Alternativen zum Fliegen: Europa erfahren, wie?
Damit Menschen ökologisch reisen können, müssen neben der Infrastruktur auch Details verbessert werden. Ein Beispiel: die Fahrgastrechte.
Sie wollten nie nach Sofia? Und wenn, dann wüssten Sie ganz sicher nicht, warum Sie von der bulgarischen Hauptstadt aus nach Paris weiterfahren sollten? Macht nichts, das kann sich ja ändern. Schauen wir also mal: Die Website der Deutschen Bahn spuckt auf der Suche gleich eine Fehlermeldung aus. Die französische SNCF zeigt als Ergebnis zwar vielversprechende 22:51 Stunden an, aber dann: „Voiture uniquement“ – nur mit dem Auto.
Hallo, Europa, bist du da? Oder gibt es dich nur für Menschen, die entweder ihr ökologisches Gewissen erfolgreich verdrängen können, wenn sie sich zwischen den anderen Flugreisenden in Reihe 15 auf den Fensterplatz drängeln? Oder sich alternativ unbegrenzt Urlaub nehmen können, um zunächst zwei Tage lange mögliche Verbindungen zu recherchieren und Fahrkarten zu kaufen und dann an die 30 Stunden in Verkehrsmitteln von Bus bis Bahn unterwegs zu sein mit so schönen Gimmicks wie: halb drei Uhr nachts, umsteigen in Budapest?
Man könnte jetzt sagen: Macht nichts, um die Ecke ist es doch auch schön, fahren wir zum Beispiel nach – Augen zu und Finger auf die Deutschlandkarte – Tiefensee. Ach ja, fein, Brandenburg, warum eigentlich nicht? Nun, darum nicht: Bahnhof geschlossen.
Nun lässt sich einwenden, für Urlaubsreisende wäre es doch in Kauf zu nehmen, stattdessen in den Bus zu steigen. Ja, natürlich. Aber es geht nicht darum, was zumutbar ist, wenn jemand an diesen bestimmten Ort will. Es geht um eine Vision.

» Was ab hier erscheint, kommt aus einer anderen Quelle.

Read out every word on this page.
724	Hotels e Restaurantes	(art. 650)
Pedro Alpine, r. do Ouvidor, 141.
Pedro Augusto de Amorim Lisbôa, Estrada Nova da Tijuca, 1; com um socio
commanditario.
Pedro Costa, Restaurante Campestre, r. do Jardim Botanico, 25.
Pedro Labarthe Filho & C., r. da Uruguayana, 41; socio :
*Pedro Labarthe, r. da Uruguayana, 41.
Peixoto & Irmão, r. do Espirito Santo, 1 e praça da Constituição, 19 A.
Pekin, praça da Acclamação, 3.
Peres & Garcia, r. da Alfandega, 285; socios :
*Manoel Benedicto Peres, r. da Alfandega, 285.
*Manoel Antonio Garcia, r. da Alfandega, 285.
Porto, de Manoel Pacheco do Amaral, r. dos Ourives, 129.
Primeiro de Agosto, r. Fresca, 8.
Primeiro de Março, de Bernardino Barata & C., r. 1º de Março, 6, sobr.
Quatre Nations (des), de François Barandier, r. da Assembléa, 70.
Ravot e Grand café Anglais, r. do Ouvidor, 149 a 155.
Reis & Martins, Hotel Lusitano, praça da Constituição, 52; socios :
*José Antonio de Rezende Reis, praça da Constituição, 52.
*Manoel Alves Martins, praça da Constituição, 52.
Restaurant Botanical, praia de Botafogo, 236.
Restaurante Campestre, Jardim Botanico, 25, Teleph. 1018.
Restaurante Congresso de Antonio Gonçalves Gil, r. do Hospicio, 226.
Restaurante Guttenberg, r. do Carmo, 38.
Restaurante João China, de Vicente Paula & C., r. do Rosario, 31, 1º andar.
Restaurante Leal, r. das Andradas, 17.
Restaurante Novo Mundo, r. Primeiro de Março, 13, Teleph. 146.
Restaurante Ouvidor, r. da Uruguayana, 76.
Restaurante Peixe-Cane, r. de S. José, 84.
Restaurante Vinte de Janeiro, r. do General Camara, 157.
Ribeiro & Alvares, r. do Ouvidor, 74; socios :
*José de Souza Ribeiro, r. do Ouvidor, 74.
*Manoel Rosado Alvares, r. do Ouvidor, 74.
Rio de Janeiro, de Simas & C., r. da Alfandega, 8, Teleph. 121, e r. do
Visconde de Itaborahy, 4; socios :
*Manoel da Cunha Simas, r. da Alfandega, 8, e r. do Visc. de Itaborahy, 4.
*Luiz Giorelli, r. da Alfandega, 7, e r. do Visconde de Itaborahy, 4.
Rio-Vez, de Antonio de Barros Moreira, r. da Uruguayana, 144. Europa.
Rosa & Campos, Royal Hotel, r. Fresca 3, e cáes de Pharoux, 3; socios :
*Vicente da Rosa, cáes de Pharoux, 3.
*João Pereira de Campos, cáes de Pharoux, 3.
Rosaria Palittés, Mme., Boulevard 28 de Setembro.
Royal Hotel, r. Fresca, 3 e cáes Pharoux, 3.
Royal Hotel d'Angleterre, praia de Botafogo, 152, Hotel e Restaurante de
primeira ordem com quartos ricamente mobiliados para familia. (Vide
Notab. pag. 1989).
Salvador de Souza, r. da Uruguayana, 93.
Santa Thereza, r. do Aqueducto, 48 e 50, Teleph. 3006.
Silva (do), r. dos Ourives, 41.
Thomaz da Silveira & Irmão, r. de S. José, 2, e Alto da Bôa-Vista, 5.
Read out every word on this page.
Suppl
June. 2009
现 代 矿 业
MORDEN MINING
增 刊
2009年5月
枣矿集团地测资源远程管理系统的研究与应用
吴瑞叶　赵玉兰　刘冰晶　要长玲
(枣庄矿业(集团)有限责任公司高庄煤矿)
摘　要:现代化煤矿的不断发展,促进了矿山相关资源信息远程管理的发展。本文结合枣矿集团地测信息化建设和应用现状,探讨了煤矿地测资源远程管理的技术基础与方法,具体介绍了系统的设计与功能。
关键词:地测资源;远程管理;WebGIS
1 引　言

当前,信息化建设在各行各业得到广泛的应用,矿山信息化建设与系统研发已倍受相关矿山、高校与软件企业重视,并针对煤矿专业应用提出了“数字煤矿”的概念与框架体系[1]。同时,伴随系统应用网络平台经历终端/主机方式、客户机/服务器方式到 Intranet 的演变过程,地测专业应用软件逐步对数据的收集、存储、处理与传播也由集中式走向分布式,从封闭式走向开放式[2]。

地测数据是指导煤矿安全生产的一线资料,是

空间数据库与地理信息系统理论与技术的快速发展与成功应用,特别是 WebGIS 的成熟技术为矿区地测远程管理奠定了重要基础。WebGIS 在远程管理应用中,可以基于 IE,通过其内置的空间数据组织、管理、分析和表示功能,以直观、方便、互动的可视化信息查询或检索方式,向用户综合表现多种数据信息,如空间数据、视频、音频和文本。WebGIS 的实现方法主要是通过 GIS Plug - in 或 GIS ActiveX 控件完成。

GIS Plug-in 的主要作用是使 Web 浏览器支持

Busverbindungen sind eine Beziehung auf Zeit
Darum, dass Reisen zumindest auf einem geografisch so dichten Kontinent wie Europa selbstverständlich möglich und attraktiv sein sollte – auch ohne damit für Fluglärm, klimaschädliche Emissionen direkt in der Atmosphäre und den Bau von dritten Startbahnen mit verantwortlich zu sein. Und zwar egal, ob man von der Nordsee in die brandenburgische Provinz will oder von Sofia nach Paris.
Und nein, da helfen leider auch keine Fernbusse. Denn Busverbindungen, die sind maximal eine Beziehung auf Zeit. Schnell eingerichtet, aber auch schnell wieder weg, wenn statt Lloret de Mar wieder die Adria in ist. Für das Gefühl eines dauerhaften Verbundenseins, einer Stetigkeit, da braucht es eben doch: Schotter, Gleise, Oberleitungen. Dass es eine vorbildliche Infrastruktur ausgerechnet in einem Mitten-in-Europa-Land gibt, das nicht zur EU gehört, ja genau, die Schweiz, – traurige Ironie.

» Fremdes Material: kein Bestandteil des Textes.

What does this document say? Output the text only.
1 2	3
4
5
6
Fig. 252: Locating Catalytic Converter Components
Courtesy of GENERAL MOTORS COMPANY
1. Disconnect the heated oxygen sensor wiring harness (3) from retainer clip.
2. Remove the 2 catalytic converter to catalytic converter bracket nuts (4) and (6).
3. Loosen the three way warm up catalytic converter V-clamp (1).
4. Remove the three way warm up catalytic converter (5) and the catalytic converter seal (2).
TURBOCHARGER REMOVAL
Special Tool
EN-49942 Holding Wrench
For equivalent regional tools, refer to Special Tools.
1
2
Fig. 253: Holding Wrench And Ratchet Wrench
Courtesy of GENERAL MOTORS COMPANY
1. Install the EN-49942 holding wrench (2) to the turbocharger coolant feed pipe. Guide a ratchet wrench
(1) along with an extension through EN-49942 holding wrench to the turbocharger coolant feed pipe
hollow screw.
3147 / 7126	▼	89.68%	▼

Doch es sind es nicht nur neue Gleise, reaktivierte Bahnhöfe und eine umfassende Verbindungsauskunft, sondern auch die kleinen Details, die einen großen Beitrag leisten können. Zum Beispiel die Sache mit den Fahrgastrechten. Bislang ist es so: Wer von Leipzig nach Lissabon fährt, kauft Tickets bei vier Eisenbahnunternehmen.
Bequem, einfach, zugänglich
Und wenn dann in Südfrankreich ein Erdrutsch die Weiterfahrt blockiert, sagt der:die Zugbegleiter:in, Pech gehabt. Anspruch auf Entschädigung oder kostenlose Weiterfahrt gibt es nur noch bis zum Endpunkt der Gültigkeit der französischen Fahrkarte. Für den spanischen und portugiesischen Abschnitt heißt es Nachlösen. Das wird, zumal spontan, teuer.
Die EU-Abgeordneten haben das Problem erkannt und Ende vergangenen Jahres beschlossen, dass die Regeln der europäischen Fahrgastrechteverordnung, was etwa Erstattung und Weitertransport angeht, auch für solche gestückelten Tickets gelten sollen. Nun kommt es darauf an, dass diese Verbesserung auch in den weiteren Verhandlungen der Reform drinbleibt.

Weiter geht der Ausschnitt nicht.